On Wednesday 14th January at 1100, 3 members of the Bundestag from Die Linke – Sabine Leidig, Herbert Behrens and Caren Lay – are organising a public hearing about long distance rail in Europe. The title of this is “Rückzug der Deutschen Bahn AG bei Nacht- und Autoreisezügen stoppen – Nachhaltige Reisekultur in Europa fördern” (“Stop withdrawal of Deutsche Bahn AG night and car transport trains – Promoting sustainable travel culture in Europe”). I’ll be going along to the hearing and will live-tweet if possible using the tag #EUZuege in English and German.
The documents so far available for the hearing are: (all PDFs)
- Tagesordnung
- Stellungnahme DB Mobility Logistics AG
- Stellungnahme Jakob Kunze
- Stellungnahme Thomas Sauter-Servaes
- Stellungnahme Verbraucherzentrale Bundesverband
- Stellungnahme IGES
- Stellungnahme Joachim Holstein
- NEW: Stellungnahme Eisenbahn- und Verkehrsgewerkschaft
There are two interesting parts of the DB evidence, translated roughly here into English:
The night train connections Copenhagen Amsterdam / Basel / Prague ran on the night of 2 to 3 November 2014 for the last time. This business decision of the two partners DB and DSB preceded the decision of the Danish state, set the end of 2014, to subsidize the overnight train and to support the night train offer the DSB. In order to maintain the overnight train offer was no longer mapped to and from Denmark*. To compensate DB will offer long-distance together with the partner DSB in the high season from mid-June to early September, two additional connections between Hamburg and Copenhagen.
I cannot work out what the sentence marked * actually means – I presume it means that the paths had already been cancelled, so the train could not be reinstated. How this correlates with what Danish transport minister Heunicke has been saying on Twitter here is hard to determine. This is the key issue to work out in the hearing tomorrow. Can it really be true that Denmark offered to save the train, and DB declined? And does that mean there could be a chance to reinstate it?

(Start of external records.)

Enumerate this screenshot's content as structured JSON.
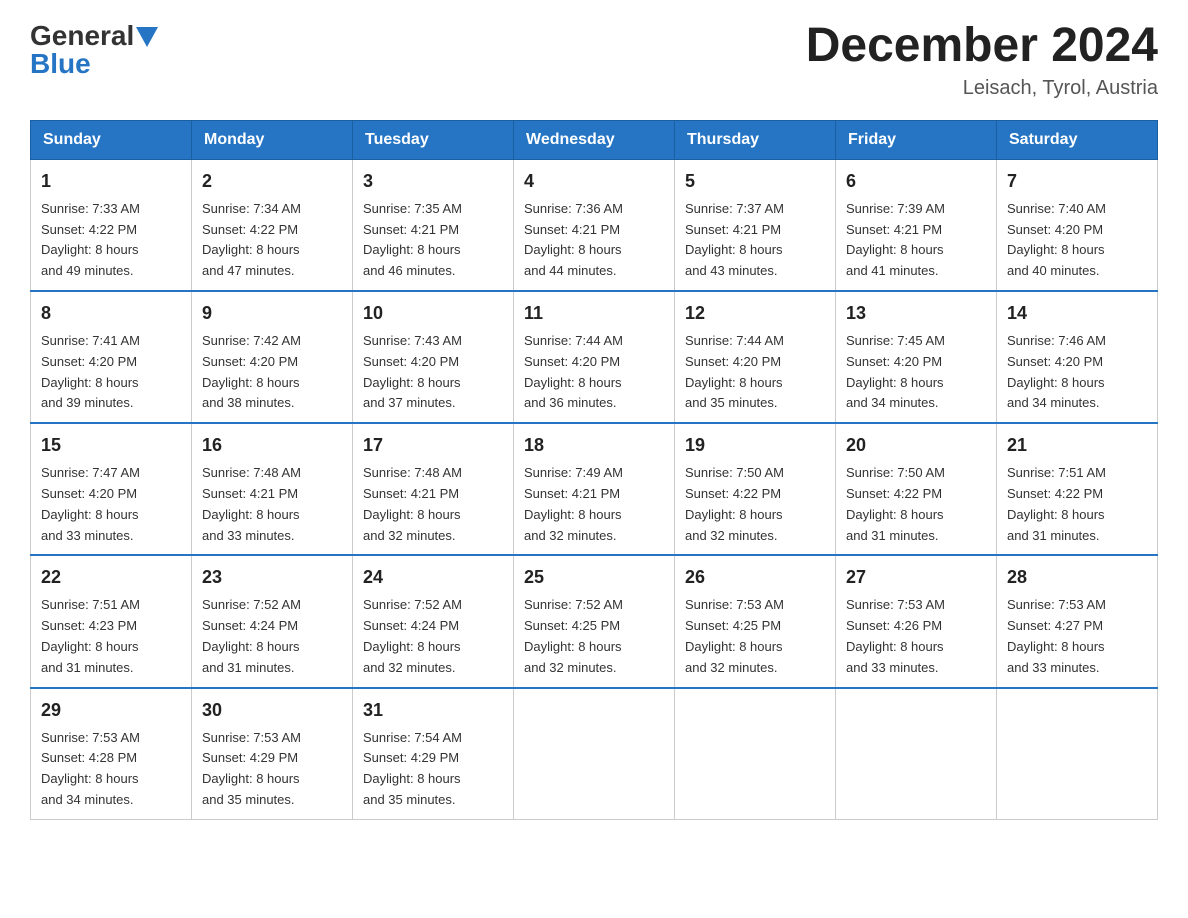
{
  "logo": {
    "general": "General",
    "blue": "Blue"
  },
  "header": {
    "month_year": "December 2024",
    "location": "Leisach, Tyrol, Austria"
  },
  "days_of_week": [
    "Sunday",
    "Monday",
    "Tuesday",
    "Wednesday",
    "Thursday",
    "Friday",
    "Saturday"
  ],
  "weeks": [
    [
      {
        "day": "1",
        "sunrise": "7:33 AM",
        "sunset": "4:22 PM",
        "daylight_hours": "8",
        "daylight_minutes": "49"
      },
      {
        "day": "2",
        "sunrise": "7:34 AM",
        "sunset": "4:22 PM",
        "daylight_hours": "8",
        "daylight_minutes": "47"
      },
      {
        "day": "3",
        "sunrise": "7:35 AM",
        "sunset": "4:21 PM",
        "daylight_hours": "8",
        "daylight_minutes": "46"
      },
      {
        "day": "4",
        "sunrise": "7:36 AM",
        "sunset": "4:21 PM",
        "daylight_hours": "8",
        "daylight_minutes": "44"
      },
      {
        "day": "5",
        "sunrise": "7:37 AM",
        "sunset": "4:21 PM",
        "daylight_hours": "8",
        "daylight_minutes": "43"
      },
      {
        "day": "6",
        "sunrise": "7:39 AM",
        "sunset": "4:21 PM",
        "daylight_hours": "8",
        "daylight_minutes": "41"
      },
      {
        "day": "7",
        "sunrise": "7:40 AM",
        "sunset": "4:20 PM",
        "daylight_hours": "8",
        "daylight_minutes": "40"
      }
    ],
    [
      {
        "day": "8",
        "sunrise": "7:41 AM",
        "sunset": "4:20 PM",
        "daylight_hours": "8",
        "daylight_minutes": "39"
      },
      {
        "day": "9",
        "sunrise": "7:42 AM",
        "sunset": "4:20 PM",
        "daylight_hours": "8",
        "daylight_minutes": "38"
      },
      {
        "day": "10",
        "sunrise": "7:43 AM",
        "sunset": "4:20 PM",
        "daylight_hours": "8",
        "daylight_minutes": "37"
      },
      {
        "day": "11",
        "sunrise": "7:44 AM",
        "sunset": "4:20 PM",
        "daylight_hours": "8",
        "daylight_minutes": "36"
      },
      {
        "day": "12",
        "sunrise": "7:44 AM",
        "sunset": "4:20 PM",
        "daylight_hours": "8",
        "daylight_minutes": "35"
      },
      {
        "day": "13",
        "sunrise": "7:45 AM",
        "sunset": "4:20 PM",
        "daylight_hours": "8",
        "daylight_minutes": "34"
      },
      {
        "day": "14",
        "sunrise": "7:46 AM",
        "sunset": "4:20 PM",
        "daylight_hours": "8",
        "daylight_minutes": "34"
      }
    ],
    [
      {
        "day": "15",
        "sunrise": "7:47 AM",
        "sunset": "4:20 PM",
        "daylight_hours": "8",
        "daylight_minutes": "33"
      },
      {
        "day": "16",
        "sunrise": "7:48 AM",
        "sunset": "4:21 PM",
        "daylight_hours": "8",
        "daylight_minutes": "33"
      },
      {
        "day": "17",
        "sunrise": "7:48 AM",
        "sunset": "4:21 PM",
        "daylight_hours": "8",
        "daylight_minutes": "32"
      },
      {
        "day": "18",
        "sunrise": "7:49 AM",
        "sunset": "4:21 PM",
        "daylight_hours": "8",
        "daylight_minutes": "32"
      },
      {
        "day": "19",
        "sunrise": "7:50 AM",
        "sunset": "4:22 PM",
        "daylight_hours": "8",
        "daylight_minutes": "32"
      },
      {
        "day": "20",
        "sunrise": "7:50 AM",
        "sunset": "4:22 PM",
        "daylight_hours": "8",
        "daylight_minutes": "31"
      },
      {
        "day": "21",
        "sunrise": "7:51 AM",
        "sunset": "4:22 PM",
        "daylight_hours": "8",
        "daylight_minutes": "31"
      }
    ],
    [
      {
        "day": "22",
        "sunrise": "7:51 AM",
        "sunset": "4:23 PM",
        "daylight_hours": "8",
        "daylight_minutes": "31"
      },
      {
        "day": "23",
        "sunrise": "7:52 AM",
        "sunset": "4:24 PM",
        "daylight_hours": "8",
        "daylight_minutes": "31"
      },
      {
        "day": "24",
        "sunrise": "7:52 AM",
        "sunset": "4:24 PM",
        "daylight_hours": "8",
        "daylight_minutes": "32"
      },
      {
        "day": "25",
        "sunrise": "7:52 AM",
        "sunset": "4:25 PM",
        "daylight_hours": "8",
        "daylight_minutes": "32"
      },
      {
        "day": "26",
        "sunrise": "7:53 AM",
        "sunset": "4:25 PM",
        "daylight_hours": "8",
        "daylight_minutes": "32"
      },
      {
        "day": "27",
        "sunrise": "7:53 AM",
        "sunset": "4:26 PM",
        "daylight_hours": "8",
        "daylight_minutes": "33"
      },
      {
        "day": "28",
        "sunrise": "7:53 AM",
        "sunset": "4:27 PM",
        "daylight_hours": "8",
        "daylight_minutes": "33"
      }
    ],
    [
      {
        "day": "29",
        "sunrise": "7:53 AM",
        "sunset": "4:28 PM",
        "daylight_hours": "8",
        "daylight_minutes": "34"
      },
      {
        "day": "30",
        "sunrise": "7:53 AM",
        "sunset": "4:29 PM",
        "daylight_hours": "8",
        "daylight_minutes": "35"
      },
      {
        "day": "31",
        "sunrise": "7:54 AM",
        "sunset": "4:29 PM",
        "daylight_hours": "8",
        "daylight_minutes": "35"
      },
      null,
      null,
      null,
      null
    ]
  ],
  "labels": {
    "sunrise": "Sunrise:",
    "sunset": "Sunset:",
    "daylight": "Daylight:",
    "hours_suffix": "hours",
    "and": "and",
    "minutes_suffix": "minutes."
  }
}
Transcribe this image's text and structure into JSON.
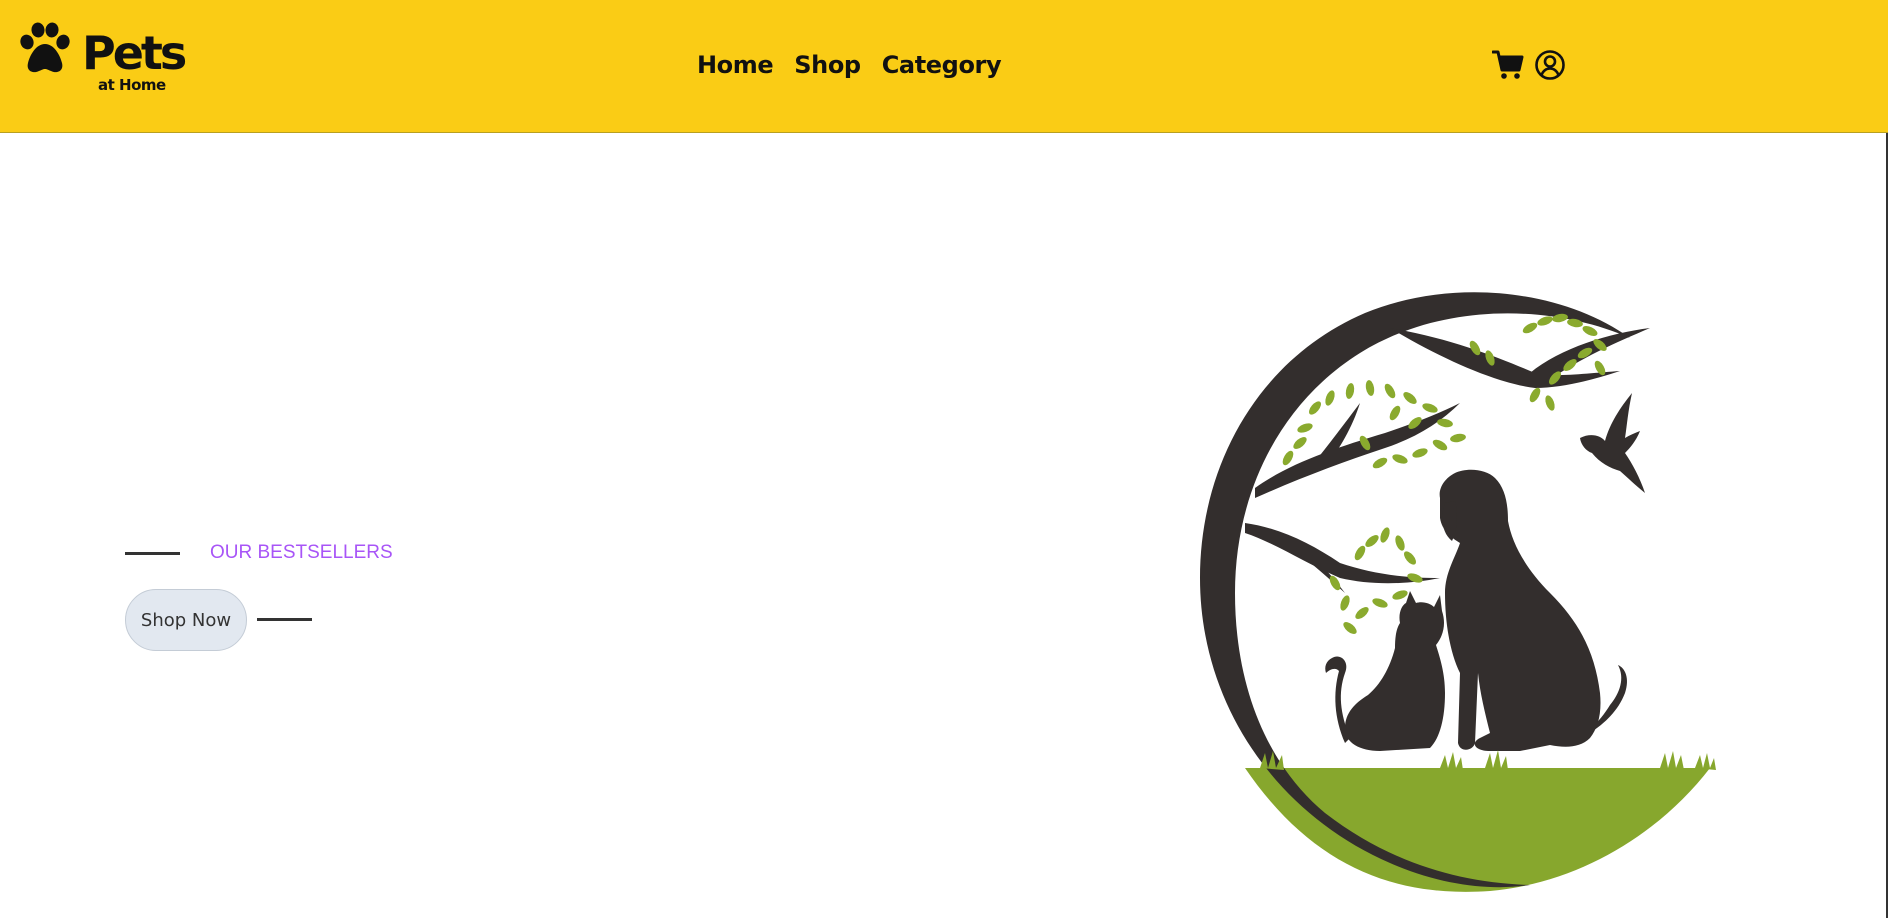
{
  "brand": {
    "name": "Pets",
    "subtitle": "at Home",
    "icon": "paw-icon"
  },
  "nav": {
    "items": [
      {
        "label": "Home"
      },
      {
        "label": "Shop"
      },
      {
        "label": "Category"
      }
    ]
  },
  "header_icons": {
    "cart": "cart-icon",
    "account": "user-circle-icon"
  },
  "hero": {
    "eyebrow": "OUR BESTSELLERS",
    "cta_label": "Shop Now",
    "illustration": "pets-tree-illustration"
  },
  "colors": {
    "header_bg": "#facc15",
    "text_dark": "#111111",
    "eyebrow": "#a855f7",
    "button_bg": "#e2e8f0",
    "tree_dark": "#332e2d",
    "leaf_green": "#8aaa2e",
    "grass_green": "#87a72d"
  }
}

The DB commitment for extra trains is OK, but not super. Normally there are 4 ICEs each way each day, with 4 carriages each, and 1 additional EuroCity (composed of 1 or 2 DSB IC3s – so the same sort of capacity as an ICE) each way each day at peak season. Two additional EuroCity services will be added, slightly improving early and late connections, and also helping to ease the chronic overcrowding on this route in summertime (and that was even before the abolishment of the night train).
Then to France:
In addition, at the timetable change in December 2014, the connections Hamburg / Berlin / Munich-Paris, mainly due to the high cost in France, taken from the offer. The total cost per train kilometer for the operation of the overnight train are in France to 70% higher than in Germany.
This is interesting for two reasons. First, it confirms what campaigners had long expected, that track access charges are at the root of the problem in France. Secondly, this vocabulary is harsh – DB talks of its partners DSB in Denmark, but there are no soft words for SNCF or RFF!
Why not reinstall the nighttrains fron Copenhagen during the summerseason.
Thankyou for the live tweets – very informative. Will the Bundestag produce an official record of what happened in the session?
It doesn’t make much sense to me that SNCF seems happy to run domestic couchette services from Paris to variety of bizarre backwater destinations such as L’Hospitalet(for a bus to Andorra) and Latour de Carol(I’ve been there, it’s a ghost town), it has no interest in retaining services to Germany or Spain. In November the french night service to Luchon was cut – but only because the line was closed. By that time it had a speed limit of 10km/h due to lack of maintenance and the only train service apart from the sleeper was 1 train a day!
It’s becoming increasingly clear to me that international train services have always been the lowest common denominator of what all the involved parties want to do, and that this value is now dropping like a stone.
Germany does have an independently operated night service in the shape of the Berlin Night Express, and Thello runs night trains from France to Italy, so I suppose we can hope that another organisation might step in if DB drops night trains altogether.
Unless I have missed something, there are going to be extensive maintenance works between Odense and Middelfart from 1 May to 9 August, with lots of cancelled trains as a result and only one track available. References in Danish:
http://www.b.dk/nationalt/dsb-koerer-nattog-i-remisen
http://www.fyens.dk/indland/Sporarbejde-paa-Fyn-Togene-forsinkes-30-minutter/artikel/2601466
What trains do I use to get from Bangor to Warsaw?